Le détroit d'Ormuz est presque fermé, le Japon chasse le pétrole jusqu'aux États-Unis et en Afrique
JAKARTA - Le Japon a accéléré les achats de brut en dehors du Moyen-Orient après que les livraisons par le détroit d’Ormuz avaient presque cessé. Le pays cherche maintenant des approvisionnements des États-Unis, de l’Azerbaïdjan, du Sud-Soudan, jusqu’à Sakhalin dans le Far-Est de la Russie.
Kyodo News, citant plusieurs sources, a rapporté jeudi 11 juin, le Japon estime que les importations de brut en juillet pourraient rétablir le niveau de l’an dernier. Cette projection survient alors que la guerre perturbe les principales voies énergétiques du monde.
Jusqu'à présent, le Japon dépend du Moyen-Orient pour plus de 90% de ses importations de brut. Une grande partie de l'approvisionnement passe par le détroit d'Ormuz. Cette route est généralement empruntée par environ 20% du pétrole et du gaz naturel liquide du monde.
Les perturbations dans le détroit d’Ormuz ont contraint Tokyo à trouver de nouveaux fournisseurs.
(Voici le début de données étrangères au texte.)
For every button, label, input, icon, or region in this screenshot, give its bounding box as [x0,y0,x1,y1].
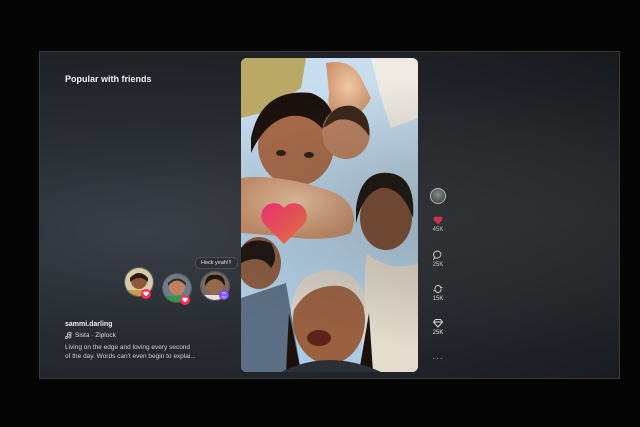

Le gouvernement japonais avait auparavant estimé que les importations de brut en juin n’étaient que d’environ 80% par rapport à la même période l’an dernier.
Le Premier ministre Sanae Takaichi devrait annoncer les projections d’importations de juillet lors d’une réunion ministérielle jeudi. La réunion a examiné la réponse de la Japon aux développements au Moyen-Orient.
La pression sur le Japon a augmenté après que les États-Unis et Israël ont attaqué l’Iran fin février. Il n’est pas clair quand la guerre prendra fin. Cette incertitude oblige le Japon, un pays pauvre en ressources naturelles, à élargir ses sources d’approvisionnement en pétrole.
Le Japon a reçu sa première livraison de brut des États-Unis en avril, après que la situation au Moyen-Orient s’est détériorée. Depuis mai, le Japon a également sécurisé des approvisionnements de l’Azerbaïdjan, du Sud-Soudan et de Sakhaline.
Selon une source citée par Kyodo, les projections de juillet reflètent les progrès japonais dans l'obtention de sources alternatives.